2. Los creyentes, rezar y desagraviar, por tantos pecados gravísimos.
3. Tomar nota a la hora de ejercer el derecho al voto.
4. Educar, cada uno en la medida de sus posibilidades, en el respeto a la vida, también a la vida de los no nacidos. Igualmente, educar para el ejercicio responsable de la sexualidad.
5. Participar en actos como los “11-V” (“Veladas por la Vida”, que se organizan ante los abortorios, los días once de cada mes).
6. Escribir sobre el tema: cartas al director, mensajes en los foros, etc.
7. Usar bien el lenguaje, sin caer en la trampa de los eufemismos. El aborto es un delito y así debe ser denominado.
8. Dar a conocer realidades como la Asociación de Víctimas del Aborto y otras. El aborto mata al niño, pero hiere gravemente a la mujer.

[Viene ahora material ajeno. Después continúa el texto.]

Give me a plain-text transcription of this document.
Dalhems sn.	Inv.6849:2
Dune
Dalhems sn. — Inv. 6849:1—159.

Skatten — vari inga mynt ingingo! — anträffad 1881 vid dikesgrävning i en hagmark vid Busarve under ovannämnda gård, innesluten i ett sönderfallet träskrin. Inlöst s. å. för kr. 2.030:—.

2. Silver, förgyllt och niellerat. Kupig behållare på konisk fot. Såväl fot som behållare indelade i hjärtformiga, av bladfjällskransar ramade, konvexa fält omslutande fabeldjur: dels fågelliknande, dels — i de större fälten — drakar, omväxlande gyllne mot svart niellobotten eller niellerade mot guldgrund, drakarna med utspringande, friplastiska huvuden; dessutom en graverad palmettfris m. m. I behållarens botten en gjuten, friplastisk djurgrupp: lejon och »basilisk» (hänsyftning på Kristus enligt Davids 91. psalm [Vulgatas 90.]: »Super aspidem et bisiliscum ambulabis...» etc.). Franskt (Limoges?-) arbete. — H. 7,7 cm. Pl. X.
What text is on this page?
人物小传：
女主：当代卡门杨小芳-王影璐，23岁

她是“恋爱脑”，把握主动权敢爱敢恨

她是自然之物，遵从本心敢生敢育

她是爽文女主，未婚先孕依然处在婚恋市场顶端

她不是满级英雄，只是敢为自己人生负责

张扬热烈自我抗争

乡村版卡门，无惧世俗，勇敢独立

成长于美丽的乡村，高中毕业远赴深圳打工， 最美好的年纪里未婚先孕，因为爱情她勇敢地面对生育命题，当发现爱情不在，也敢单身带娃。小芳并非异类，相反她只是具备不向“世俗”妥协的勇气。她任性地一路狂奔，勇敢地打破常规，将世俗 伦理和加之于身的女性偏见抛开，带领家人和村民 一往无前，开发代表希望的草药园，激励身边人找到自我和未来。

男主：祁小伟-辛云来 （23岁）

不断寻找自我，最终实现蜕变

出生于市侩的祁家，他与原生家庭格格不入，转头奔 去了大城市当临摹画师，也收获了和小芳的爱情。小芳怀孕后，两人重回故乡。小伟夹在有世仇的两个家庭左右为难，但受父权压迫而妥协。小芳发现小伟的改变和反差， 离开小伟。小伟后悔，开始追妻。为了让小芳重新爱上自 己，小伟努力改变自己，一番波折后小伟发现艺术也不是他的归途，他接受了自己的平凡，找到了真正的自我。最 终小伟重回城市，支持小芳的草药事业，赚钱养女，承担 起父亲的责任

9. Recomendar y difundir libros como "Yo aborté", así como la doctrina de la Iglesia sobre la gravedad de todo atentado contra la vida de un inocente.
10. Exigir al Gobierno medidas que permitan compaginar el trabajo y la maternidad; así como ayudas para las madres gestantes, y cauces que propicien la adopción de niños corran el riesgo de ser abortados.